ASIA raises money for Philippines relief funds


Photo: Evan Walsh

In early Nov. 2013, a Category 5 typhoon devastated the Philippines, leaving millions homeless and over 5,000 dead. Now, a few months later, the recovery process from Typhoon Haiyan has only begun.

On Wednesday, Emerson hosted the “Sun After the Storm: Philippines Fundraiser” in the Cabaret. Asian Students for Intercultural Awareness, or ASIA, and the Office of Multicultural Student Affairs sponsored the event. ASIA is one of the many multicultural organizations on campus that aims to spread awareness of various Asian cultures.

The fundraiser was a night filled with comedy, music, and entertainment. Admission was $5, and ASIA sold t-shirts for $10. All of the money raised went to Doctors without Borders, an organization that sets up relief funds for people who have experienced disasters like Typhoon Haiyan. Overall the event raised a little over $100 with just over 20 attendees.

The comedy troupe Stroopwafel opened the performance with two different improv acts. Alexandra Bender danced and sang self-written parody songs of Ke$ha and Lady Gaga, while Sean Clampett later rapped. Multiple members of the comedy troupe Derbyn and the Drakefish performed solo acts, and a few additional comedians performed as well. Ricky Downes gave his own rendition of the song “Let It Go” from Disney’s Frozen complete with a full costume of Elsa, one of the main characters.

The night ended with the ASIA executive board calling for a group sing-a-long to “Here Comes The Sun” by The Beatles. Hope and awareness was an over-arching theme for the night, and ASIA expressed its dedication throughout the event.

“We want to make people aware of what’s going on,” said Daniel LeMar, a junior writing, literature, and publishing major, and President of ASIA. “Even if it’s something that happened in November, it’s still a continuation of efforts.”

Although the storm has long passed, the Filipino people still feel its effects. According to a recent report by the United Nations, 1 million homes are damaged and almost 2,000 people are still missing.

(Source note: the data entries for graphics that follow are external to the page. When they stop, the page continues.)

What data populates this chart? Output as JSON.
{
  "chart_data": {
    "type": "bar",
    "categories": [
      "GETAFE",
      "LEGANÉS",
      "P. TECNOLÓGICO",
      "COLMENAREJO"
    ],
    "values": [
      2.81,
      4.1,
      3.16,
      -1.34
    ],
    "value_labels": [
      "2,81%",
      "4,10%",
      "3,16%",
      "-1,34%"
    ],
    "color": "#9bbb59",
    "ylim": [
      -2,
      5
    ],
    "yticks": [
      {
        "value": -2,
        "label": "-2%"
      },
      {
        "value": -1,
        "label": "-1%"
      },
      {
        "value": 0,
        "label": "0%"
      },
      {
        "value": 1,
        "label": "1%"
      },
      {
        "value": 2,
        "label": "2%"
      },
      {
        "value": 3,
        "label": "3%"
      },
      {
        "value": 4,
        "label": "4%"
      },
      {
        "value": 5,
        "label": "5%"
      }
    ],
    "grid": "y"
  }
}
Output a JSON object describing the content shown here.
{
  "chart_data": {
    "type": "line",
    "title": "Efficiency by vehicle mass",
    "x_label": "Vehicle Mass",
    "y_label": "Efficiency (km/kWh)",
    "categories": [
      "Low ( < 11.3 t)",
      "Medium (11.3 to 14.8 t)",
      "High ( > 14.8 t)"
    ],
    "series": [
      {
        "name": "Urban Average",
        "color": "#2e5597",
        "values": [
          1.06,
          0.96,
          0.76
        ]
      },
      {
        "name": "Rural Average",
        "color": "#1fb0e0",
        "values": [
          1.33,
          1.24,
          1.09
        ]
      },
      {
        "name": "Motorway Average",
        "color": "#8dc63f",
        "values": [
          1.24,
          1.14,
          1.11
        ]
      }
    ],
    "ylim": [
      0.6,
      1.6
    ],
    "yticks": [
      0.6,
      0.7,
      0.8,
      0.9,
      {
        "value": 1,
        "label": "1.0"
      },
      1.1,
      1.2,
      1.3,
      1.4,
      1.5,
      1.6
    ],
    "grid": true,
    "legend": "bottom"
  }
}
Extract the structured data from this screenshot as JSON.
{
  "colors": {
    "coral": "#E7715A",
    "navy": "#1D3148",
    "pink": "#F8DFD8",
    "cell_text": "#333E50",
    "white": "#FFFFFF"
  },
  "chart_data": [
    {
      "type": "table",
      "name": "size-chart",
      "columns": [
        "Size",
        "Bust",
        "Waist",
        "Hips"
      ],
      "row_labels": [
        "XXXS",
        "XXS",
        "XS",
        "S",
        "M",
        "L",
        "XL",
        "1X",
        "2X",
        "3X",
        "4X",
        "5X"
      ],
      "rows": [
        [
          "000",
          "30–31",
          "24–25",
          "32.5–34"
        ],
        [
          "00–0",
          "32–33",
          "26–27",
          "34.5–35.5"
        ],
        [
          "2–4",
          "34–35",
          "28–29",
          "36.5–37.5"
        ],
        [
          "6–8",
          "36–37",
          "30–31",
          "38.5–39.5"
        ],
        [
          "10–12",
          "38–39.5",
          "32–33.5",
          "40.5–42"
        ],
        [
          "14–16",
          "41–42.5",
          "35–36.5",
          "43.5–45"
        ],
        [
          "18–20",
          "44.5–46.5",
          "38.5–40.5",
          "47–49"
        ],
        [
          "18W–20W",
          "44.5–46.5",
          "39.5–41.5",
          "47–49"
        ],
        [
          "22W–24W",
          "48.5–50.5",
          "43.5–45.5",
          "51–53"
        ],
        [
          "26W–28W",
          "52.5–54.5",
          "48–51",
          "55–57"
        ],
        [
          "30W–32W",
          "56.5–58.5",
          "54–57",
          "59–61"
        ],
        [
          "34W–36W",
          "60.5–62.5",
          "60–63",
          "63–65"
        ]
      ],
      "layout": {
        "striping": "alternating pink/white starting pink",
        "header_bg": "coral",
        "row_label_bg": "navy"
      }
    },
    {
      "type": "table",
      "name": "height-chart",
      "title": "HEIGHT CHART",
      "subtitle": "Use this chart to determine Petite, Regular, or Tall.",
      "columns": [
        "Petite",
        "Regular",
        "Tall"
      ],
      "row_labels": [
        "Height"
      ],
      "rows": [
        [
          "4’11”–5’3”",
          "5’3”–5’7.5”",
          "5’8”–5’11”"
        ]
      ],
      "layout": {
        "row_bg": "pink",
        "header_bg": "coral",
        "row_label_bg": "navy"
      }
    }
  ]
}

Sandrayati Fay, a sophomore performing arts major, said she has family and friends who live in the Philippines. She said she is thankful that her immediate family is safe, but has heard many intense stories from friends and other relatives. Fay performed last at the event, singing and playing the guitar.

“We had a lot of friends and relatives who were affected,” she said. “All the consequences of the storm are still happening there. People are still starving. It’s easy to forget because we’re so far away. We should be having events like this. It brings more of an awareness about it.”

Wednesday night’s event brought relief for what has been a serious topic by bringing comedy into the conversation. 

“When I found out this happened I really wanted to do something about it,” said Kelsey Jance, junior visual media arts major, and also a member of ASIA. “I’m a Filipino-American, and my family wasn’t directly affected, but obviously it still really resonated with me. It’s really great that we were able to do this.”

ASIA is not the only organization that hosted a fundraiser for the Philippines. In November, shortly after the storm hit, Emerson sorority Alpha Epsilon Phi contacted ASIA to help raise money. They made and sold thank-you cards that students could send to their friends on campus. The fundraiser was called “Cards to Show You Care” and all the money raised went to the Red Cross to assist in recovery.

“We really can make a difference when we work together,” said LeMar. “I think there is an incredible strength in numbers and in community. It was really touching to see some people who care about helping the Philippines.”

LeMar said he was very pleased with the outcome and with the event as a whole.

 “I was so surprised at how funny people were and how much we laughed,” he said. “Emerson students have a certain way of exceeding my expectations.”

Typhoon Haiyan struck right before the Christmas season, a widely celebrated holiday in the Philippines. According to Fay, though the typhoon struck so close to the holiday, Filipinos are able to find hope among the chaos.

“Christmastime is the celebration of the year in the Philippines,” Fay said. “People celebrate for months, and a typhoon during this time is always difficult to see. But at the same time, the funny thing about the Philippines is no matter what, the people there can still find hope and still find a way to celebrate, which is a beautiful thing about the Philippines.”